Cuts in science funding attacked
Professor Wolfendale's outburst interrupted proceedings at a press conference in London to publish the annual report of the Science and Engineering Research Council (SERC).
The SERC has been caught in a double bind as a result of Britain's exit from the ERM on Black Wednesday. It now has to pay its subscriptions to international organisations in devalued pounds, whereas the organisations require payment in comparatively hard currencies such as French or Swiss francs. In addition, Black Wednesday has forced cutbacks in government expenditure, meaning that the SERC will have fewer pounds with which to pay the subscriptions.
The SERC will receive about pounds 2.3m less than it had been told to expect for 1993/94 as a result of public expenditure cuts, and has been told to start contingency planning for cuts of up to 6 per cent in its budgets thereafter. 'It makes no sense. I'm really flabbergasted. I really can't understand it at the moment,' Professor Wolfendale said.

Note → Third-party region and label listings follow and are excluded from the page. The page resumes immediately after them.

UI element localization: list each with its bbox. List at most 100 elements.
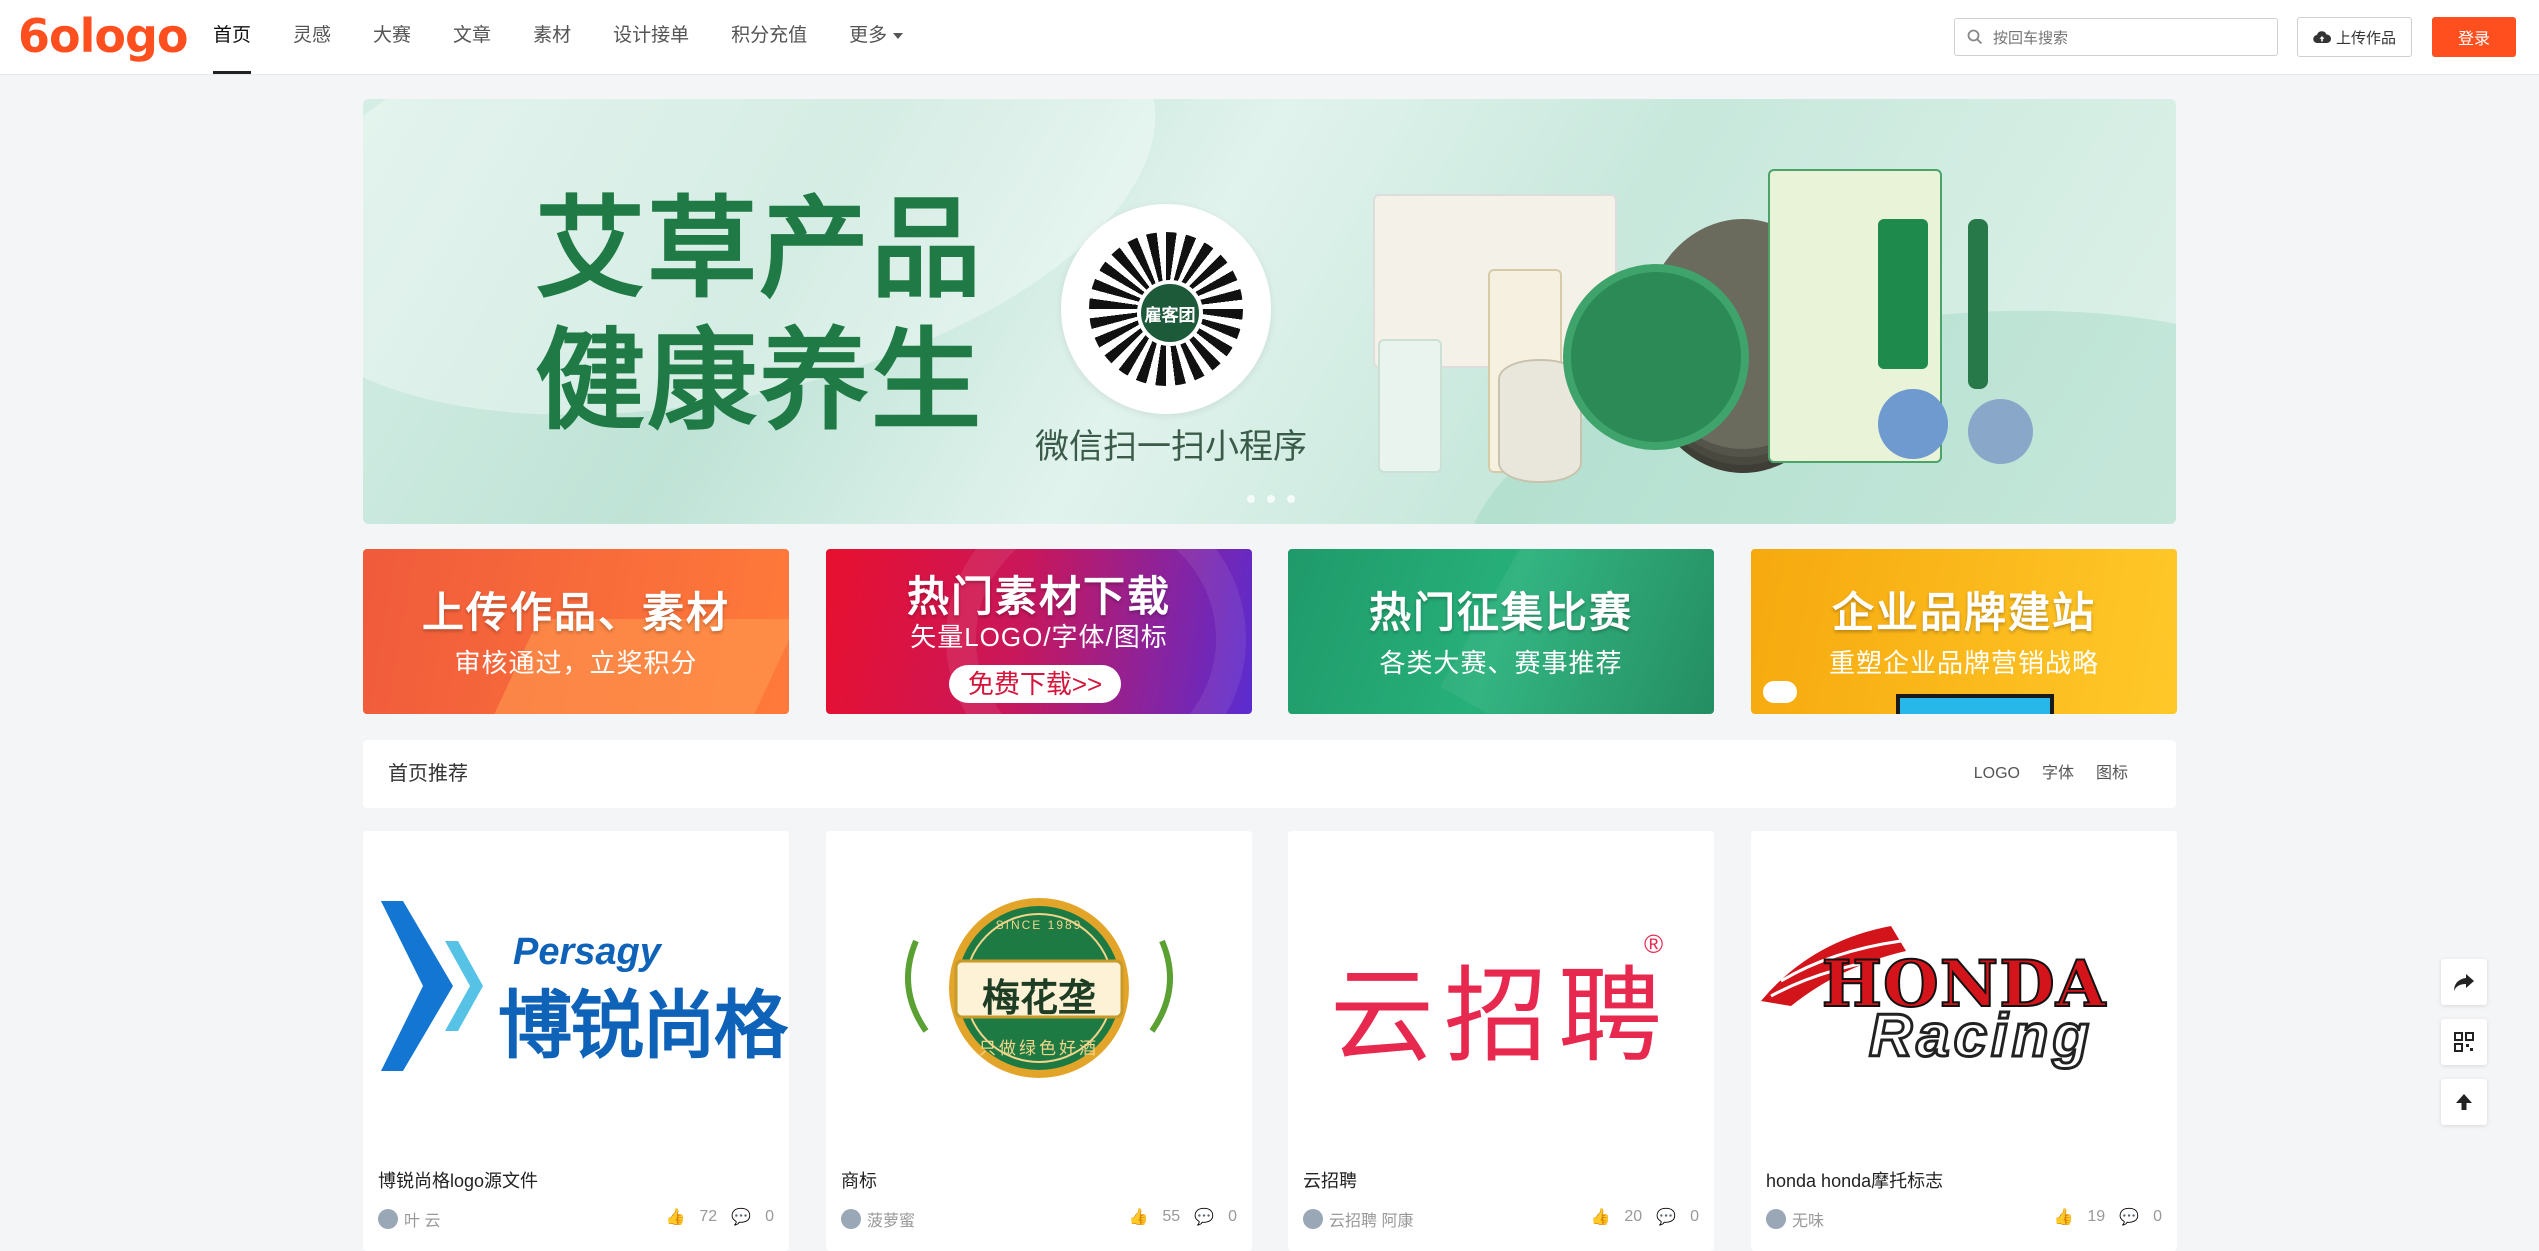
- thumbs-up-icon[interactable]: 👍: [1590, 1207, 1610, 1227]
- qr-code-button[interactable]: [2441, 1019, 2487, 1065]
- comment-icon[interactable]: 💬: [1656, 1207, 1676, 1227]
- avatar: [841, 1209, 861, 1229]
- sachet-ball-image: [1968, 399, 2033, 464]
- promo-upload-card[interactable]: 上传作品、素材 审核通过，立奖积分: [363, 549, 789, 714]
- work-thumbnail[interactable]: Persagy 博锐尚格: [363, 831, 789, 1151]
- cloud-upload-icon: [2313, 31, 2331, 44]
- top-header: 6ologo 首页 灵感 大赛 文章 素材 设计接单 积分充值 更多 上传作品 …: [0, 0, 2539, 75]
- promo-title: 企业品牌建站: [1831, 589, 2096, 636]
- work-card[interactable]: 云招聘 ® 云招聘 云招聘 阿康 👍 20 💬 0: [1288, 831, 1714, 1251]
- qr-code-icon: [2454, 1032, 2474, 1052]
- work-title[interactable]: 云招聘: [1303, 1167, 1357, 1193]
- nav-materials[interactable]: 素材: [520, 0, 584, 74]
- floating-toolbar: [2441, 959, 2487, 1139]
- avatar: [378, 1209, 398, 1229]
- nav-points-recharge[interactable]: 积分充值: [718, 0, 820, 74]
- work-title[interactable]: 博锐尚格logo源文件: [378, 1167, 538, 1193]
- nav-articles[interactable]: 文章: [440, 0, 504, 74]
- work-author[interactable]: 叶 云: [378, 1207, 440, 1231]
- nav-design-orders[interactable]: 设计接单: [600, 0, 702, 74]
- section-title: 首页推荐: [388, 763, 468, 785]
- registered-mark-icon: ®: [1644, 929, 1664, 959]
- banner-pagination: [1247, 495, 1295, 503]
- search-box[interactable]: [1954, 18, 2278, 56]
- work-stats: 👍 72 💬 0: [665, 1207, 774, 1227]
- nav-contest[interactable]: 大赛: [360, 0, 424, 74]
- hero-banner[interactable]: 艾草产品 健康养生 雇客团 微信扫一扫小程序: [363, 99, 2176, 524]
- nav-more-label: 更多: [849, 25, 888, 46]
- promo-subtitle: 审核通过，立奖积分: [454, 648, 698, 678]
- comment-count: 0: [1228, 1208, 1237, 1225]
- work-thumbnail[interactable]: 云招聘 ®: [1288, 831, 1714, 1151]
- avatar: [1303, 1209, 1323, 1229]
- work-stats: 👍 20 💬 0: [1590, 1207, 1699, 1227]
- work-author[interactable]: 云招聘 阿康: [1303, 1207, 1413, 1231]
- badge-main-text: 梅花垄: [981, 975, 1096, 1020]
- author-name: 叶 云: [404, 1213, 441, 1230]
- work-stats: 👍 19 💬 0: [2053, 1207, 2162, 1227]
- comment-icon[interactable]: 💬: [2119, 1207, 2139, 1227]
- thumbs-up-icon[interactable]: 👍: [665, 1207, 685, 1227]
- banner-title-line2: 健康养生: [535, 316, 983, 445]
- work-thumbnail[interactable]: SINCE 1989 梅花垄 只做绿色好酒: [826, 831, 1252, 1151]
- upload-work-button[interactable]: 上传作品: [2297, 17, 2412, 57]
- like-count: 55: [1162, 1208, 1181, 1225]
- search-icon: [1967, 29, 1983, 45]
- comment-icon[interactable]: 💬: [731, 1207, 751, 1227]
- persagy-logo-text-cn: 博锐尚格: [498, 984, 788, 1067]
- hanging-cord-image: [1968, 219, 1988, 389]
- tab-font[interactable]: 字体: [2042, 740, 2074, 808]
- author-name: 菠萝蜜: [867, 1213, 916, 1230]
- site-logo[interactable]: 6ologo: [18, 8, 189, 64]
- upload-work-label: 上传作品: [2335, 29, 2396, 47]
- tab-icon[interactable]: 图标: [2096, 740, 2128, 808]
- work-card[interactable]: Persagy 博锐尚格 博锐尚格logo源文件 叶 云 👍 72 💬 0: [363, 831, 789, 1251]
- promo-title: 热门素材下载: [906, 573, 1171, 620]
- comment-icon[interactable]: 💬: [1194, 1207, 1214, 1227]
- recommend-section-header: 首页推荐 LOGO 字体 图标: [363, 740, 2176, 808]
- banner-dot-2[interactable]: [1267, 495, 1275, 503]
- cloud-illustration: [1763, 681, 1797, 703]
- promo-download-card[interactable]: 热门素材下载 矢量LOGO/字体/图标 免费下载>>: [826, 549, 1252, 714]
- work-author[interactable]: 菠萝蜜: [841, 1207, 915, 1231]
- like-count: 20: [1624, 1208, 1643, 1225]
- promo-title: 上传作品、素材: [421, 589, 730, 636]
- work-title[interactable]: honda honda摩托标志: [1766, 1167, 1943, 1193]
- author-name: 云招聘 阿康: [1329, 1213, 1414, 1230]
- thumbs-up-icon[interactable]: 👍: [2053, 1207, 2073, 1227]
- product-bottle-image: [1378, 339, 1442, 473]
- tab-logo[interactable]: LOGO: [1974, 740, 2020, 808]
- qr-center-label: 雇客团: [1137, 280, 1203, 346]
- banner-dot-1[interactable]: [1247, 495, 1255, 503]
- nav-home[interactable]: 首页: [200, 0, 264, 74]
- work-author[interactable]: 无味: [1766, 1207, 1824, 1231]
- banner-dot-3[interactable]: [1287, 495, 1295, 503]
- badge-bottom-text: 只做绿色好酒: [979, 1039, 1099, 1058]
- share-icon: [2454, 974, 2474, 991]
- sachet-ball-image: [1878, 389, 1948, 459]
- like-count: 19: [2087, 1208, 2106, 1225]
- login-button[interactable]: 登录: [2432, 17, 2516, 57]
- back-to-top-button[interactable]: [2441, 1079, 2487, 1125]
- free-download-button[interactable]: 免费下载>>: [949, 665, 1121, 703]
- work-thumbnail[interactable]: HONDA Racing: [1751, 831, 2177, 1151]
- banner-title-line1: 艾草产品: [535, 184, 983, 313]
- promo-title: 热门征集比赛: [1368, 589, 1633, 636]
- thumbs-up-icon[interactable]: 👍: [1128, 1207, 1148, 1227]
- search-input[interactable]: [1991, 23, 2271, 53]
- moxa-leaf-label-image: [1563, 264, 1749, 450]
- nav-inspiration[interactable]: 灵感: [280, 0, 344, 74]
- comment-count: 0: [1690, 1208, 1699, 1225]
- comment-count: 0: [765, 1208, 774, 1225]
- chevron-down-icon: [893, 32, 904, 39]
- work-card[interactable]: HONDA Racing honda honda摩托标志 无味 👍 19 💬 0: [1751, 831, 2177, 1251]
- promo-website-card[interactable]: 企业品牌建站 重塑企业品牌营销战略: [1751, 549, 2177, 714]
- share-button[interactable]: [2441, 959, 2487, 1005]
- nav-more[interactable]: 更多: [836, 0, 916, 74]
- work-title[interactable]: 商标: [841, 1167, 877, 1193]
- work-card[interactable]: SINCE 1989 梅花垄 只做绿色好酒 商标 菠萝蜜 👍 55 💬 0: [826, 831, 1252, 1251]
- avatar: [1766, 1209, 1786, 1229]
- mini-program-qr-code: 雇客团: [1061, 204, 1271, 414]
- promo-subtitle: 矢量LOGO/字体/图标: [910, 622, 1168, 652]
- promo-contest-card[interactable]: 热门征集比赛 各类大赛、赛事推荐: [1288, 549, 1714, 714]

Out of the SERC's budget for 1991-92 of just over pounds 450m it had to pay nearly pounds 100m in subscriptions to CERN, the European Laboratory for Particle Physics; the European Space Agency and the Institute Laue Langevin in Grenoble. If the full devaluation of 15 per cent were reflected in next year's subscriptions it would have to cut 'domestic science' severely to find the money.
If more money is not found, Britain's astronomers would have to give up participation in the X- ray Multi-Mirror space mission even though, 'the UK has acknowledged world expertise' in this difficult area of observational astronomy. Since the XMM is one of the main planks of British scientific participation in the ESA, pulling out of the XMM would make nugatory further participation in ESA and mean the council would be wasting the pounds 25m which it pays ESA each year.
Professor Wolfendale's complaint is that these subscriptions have to be paid under the terms of inter-governmental agreements. He wants the Office of Science and Technology headed by Mr Waldegrave, Chancellor of the Duchy of Lancaster, to accept responsibility for meeting the payments due under agreements signed by government ministers.
Sir Mark Richmond, SERC's chairman, warned that so much money was being paid out in international subscriptions that SERC was close to the position where there would not be enough left in the domestic budget to take advantage of the fact that it had paid its subscriptions.